In early January, a day before students returned from winter break, Jeremy Glenn, the superintendent of the Granbury Independent School District in North Texas, told a group of librarians he’d summoned to a district meeting room that he needed to speak from his heart.
“I want to talk about our community,” Glenn said, according to a recording of the Jan. 10 meeting obtained and verified by NBC News, ProPublica and The Texas Tribune. Glenn explained that Granbury, the largest city in a county where 81% of residents voted for then-President Donald Trump in the 2020 presidential election, is “very, very conservative.”

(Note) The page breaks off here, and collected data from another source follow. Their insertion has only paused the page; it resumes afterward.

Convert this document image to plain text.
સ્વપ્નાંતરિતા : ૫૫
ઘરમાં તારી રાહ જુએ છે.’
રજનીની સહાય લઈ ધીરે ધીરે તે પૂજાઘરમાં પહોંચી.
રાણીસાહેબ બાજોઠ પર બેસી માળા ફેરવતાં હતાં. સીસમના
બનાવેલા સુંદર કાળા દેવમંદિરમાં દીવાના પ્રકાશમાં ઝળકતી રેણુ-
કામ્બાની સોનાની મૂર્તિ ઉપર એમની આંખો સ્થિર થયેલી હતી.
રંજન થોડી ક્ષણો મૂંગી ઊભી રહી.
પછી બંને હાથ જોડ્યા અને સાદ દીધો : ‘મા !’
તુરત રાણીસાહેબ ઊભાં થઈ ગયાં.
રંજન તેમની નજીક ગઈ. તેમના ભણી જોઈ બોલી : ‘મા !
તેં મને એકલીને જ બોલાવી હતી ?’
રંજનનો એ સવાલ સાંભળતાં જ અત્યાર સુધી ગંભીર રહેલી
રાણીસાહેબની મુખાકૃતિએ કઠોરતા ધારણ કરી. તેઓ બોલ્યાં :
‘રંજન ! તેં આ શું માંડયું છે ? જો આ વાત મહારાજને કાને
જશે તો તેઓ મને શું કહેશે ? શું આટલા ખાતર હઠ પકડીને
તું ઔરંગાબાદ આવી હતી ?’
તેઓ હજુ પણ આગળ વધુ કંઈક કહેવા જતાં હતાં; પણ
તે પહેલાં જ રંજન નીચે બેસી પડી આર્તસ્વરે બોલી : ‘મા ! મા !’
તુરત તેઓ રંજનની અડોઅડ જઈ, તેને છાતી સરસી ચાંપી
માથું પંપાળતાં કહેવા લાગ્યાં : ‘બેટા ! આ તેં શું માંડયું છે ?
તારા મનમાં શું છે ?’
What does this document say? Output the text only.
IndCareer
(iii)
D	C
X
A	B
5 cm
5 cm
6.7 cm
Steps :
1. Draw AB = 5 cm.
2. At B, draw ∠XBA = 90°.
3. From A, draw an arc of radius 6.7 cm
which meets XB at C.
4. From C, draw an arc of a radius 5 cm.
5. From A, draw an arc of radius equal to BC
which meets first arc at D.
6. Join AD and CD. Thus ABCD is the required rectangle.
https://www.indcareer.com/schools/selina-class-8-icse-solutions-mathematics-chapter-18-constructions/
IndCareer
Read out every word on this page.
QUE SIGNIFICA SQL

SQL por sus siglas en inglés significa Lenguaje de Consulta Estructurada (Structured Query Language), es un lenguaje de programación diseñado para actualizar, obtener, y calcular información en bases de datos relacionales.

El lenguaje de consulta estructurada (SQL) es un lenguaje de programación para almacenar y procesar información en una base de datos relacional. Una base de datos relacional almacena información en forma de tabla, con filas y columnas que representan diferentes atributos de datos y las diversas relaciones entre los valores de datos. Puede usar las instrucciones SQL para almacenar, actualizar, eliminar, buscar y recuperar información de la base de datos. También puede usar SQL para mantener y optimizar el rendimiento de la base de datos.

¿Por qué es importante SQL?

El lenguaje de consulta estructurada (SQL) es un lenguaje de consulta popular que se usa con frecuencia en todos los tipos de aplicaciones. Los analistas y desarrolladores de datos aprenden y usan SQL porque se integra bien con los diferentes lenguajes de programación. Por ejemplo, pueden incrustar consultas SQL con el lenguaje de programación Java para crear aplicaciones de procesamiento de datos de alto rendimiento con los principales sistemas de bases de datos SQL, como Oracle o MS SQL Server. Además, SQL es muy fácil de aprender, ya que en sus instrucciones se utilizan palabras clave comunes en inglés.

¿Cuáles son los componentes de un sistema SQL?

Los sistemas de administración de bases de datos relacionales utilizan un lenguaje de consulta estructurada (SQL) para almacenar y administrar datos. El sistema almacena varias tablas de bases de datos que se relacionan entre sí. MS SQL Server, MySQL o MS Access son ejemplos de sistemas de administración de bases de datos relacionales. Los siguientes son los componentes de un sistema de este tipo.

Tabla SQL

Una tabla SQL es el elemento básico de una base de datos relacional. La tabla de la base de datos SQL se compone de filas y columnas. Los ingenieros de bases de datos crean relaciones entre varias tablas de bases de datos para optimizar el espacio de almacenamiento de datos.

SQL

He also made it clear that his concerns specifically included books with LGBTQ themes, even if they do not describe sex. Those comments, according to legal experts, raise concerns about possible violations of the First Amendment and federal civil rights laws that protect students from discrimination based on their gender and sexuality.
“And I’m going to take it a step further with you,” he said, according to the recording. “There are two genders. There’s male, and there’s female. And I acknowledge that there are men that think they’re women. And there are women that think they’re men. And again, I don’t have any issues with what people want to believe, but there’s no place for it in our libraries.”
It is easy to generalize whenever someone uses a word that ends in ‘ism’. Such words are considered too general at best and too nerdy at worst but they represent concrete behaviors experienced by people every day.
The above mandate given by the superintendent of the Granbury Independent School District is a clear example of totalitarianism. In a quick thought, one could say that this is democracy in action and the Superintendent is representing his majority. In a subtle way, however, the rights of the minority have been declared illegal by a person representing the government. One premise for democracy is that democracies do not go to war against each other; people are never a political instrument of convenience or prejudice. Democracy is a live and let live world.
If one abhors homosexual literature, fine. If one relates to homosexual literature, fine – but one should never, in a democracy, exclude the other.
The United States has begun the twenty-first century saturated in totalitarianism – to the point that most legislatures, state and Federal, can’t come to terms with the diversity found in 300 million citizens.